Alle difese immunitarie basse corrisponde un aumentato rischio di incorrere in patologie infettive, disturbi cutanei e infiammazione delle mucose. Apparentemente questo avviene principalmente mediante il cosiddetto “asse ipotalamo-ipofisi-surrene” che, attivandosi a seguito di eventi interpretati dall’organismo come stressanti, produce il cortisolo. Se protratto nel tempo, l’aumento dei livelli di cortisolo induce effetti immunosoppressivi. Il cortisolo agisce sul timo, dove vengono prodotti i linfociti, inibendo la produzione di citochine e interleuchine, che stimolano e coordinano l’attività dei  globuli bianchi. Tali effetti possono essere la causa delle difese immunitarie basse nei soggetti sottoposti a stress cronico.

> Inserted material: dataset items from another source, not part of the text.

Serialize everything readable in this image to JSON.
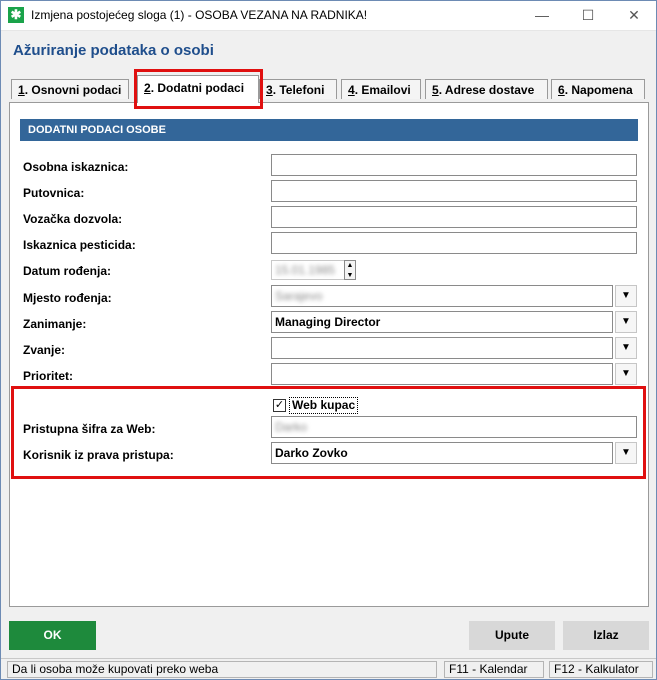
{
  "window": {
    "title": "Izmjena postojećeg sloga (1) - OSOBA VEZANA NA RADNIKA!",
    "minimize": "—",
    "maximize": "☐",
    "close": "✕"
  },
  "header": {
    "title": "Ažuriranje podataka o osobi"
  },
  "tabs": [
    {
      "key": "1",
      "label": ". Osnovni podaci"
    },
    {
      "key": "2",
      "label": ". Dodatni podaci",
      "active": true
    },
    {
      "key": "3",
      "label": ". Telefoni"
    },
    {
      "key": "4",
      "label": ". Emailovi"
    },
    {
      "key": "5",
      "label": ". Adrese dostave"
    },
    {
      "key": "6",
      "label": ". Napomena"
    }
  ],
  "section": {
    "title": "DODATNI PODACI OSOBE"
  },
  "fields": {
    "osobna_iskaznica": {
      "label": "Osobna iskaznica:",
      "value": ""
    },
    "putovnica": {
      "label": "Putovnica:",
      "value": ""
    },
    "vozacka": {
      "label": "Vozačka dozvola:",
      "value": ""
    },
    "iskaznica_pesticida": {
      "label": "Iskaznica pesticida:",
      "value": ""
    },
    "datum_rodjenja": {
      "label": "Datum rođenja:",
      "value": "15.01.1985"
    },
    "mjesto_rodjenja": {
      "label": "Mjesto rođenja:",
      "value": "Sarajevo"
    },
    "zanimanje": {
      "label": "Zanimanje:",
      "value": "Managing Director"
    },
    "zvanje": {
      "label": "Zvanje:",
      "value": ""
    },
    "prioritet": {
      "label": "Prioritet:",
      "value": ""
    },
    "web_kupac": {
      "label": "Web kupac",
      "checked": true
    },
    "pristupna_sifra": {
      "label": "Pristupna šifra za Web:",
      "value": "Darko"
    },
    "korisnik_prava": {
      "label": "Korisnik iz prava pristupa:",
      "value": "Darko Zovko"
    }
  },
  "buttons": {
    "ok": "OK",
    "upute": "Upute",
    "izlaz": "Izlaz"
  },
  "statusbar": {
    "message": "Da li osoba može kupovati preko weba",
    "f11": "F11 - Kalendar",
    "f12": "F12 - Kalkulator"
  },
  "colors": {
    "accent": "#336699",
    "ok_button": "#1e8a3c",
    "highlight": "#e01010",
    "header_text": "#1f4e8c"
  },
  "icons": {
    "app": "app-green-icon",
    "dropdown": "dropdown-arrow-icon",
    "spinner": "spinner-icon",
    "checkbox": "checkmark-icon"
  }
}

Da un punto di vista psicosomatico più che andare alla ricerca dei singoli agenti stressanti possiamo ricercare il senso che lo stress porta con sé. Le reazioni che abbiamo di fronte allo stress come ansia, malessere, tristezza ecc. possono rappresentare la voce di bisogni nostri che sono rimasti nascosti e a cui non prestiamo attenzione. Lo stress può volerci comunicare che ci stiamo sottoponendo a ritmi e situazioni che non sono affini alla nostra natura e ai nostri ritmi naturali di vita.

In molti casi possono esserci utili tecniche di rilassamento, tecniche immaginative, ma spesso è necessario un sostegno psicologico o anche la psicoterapia.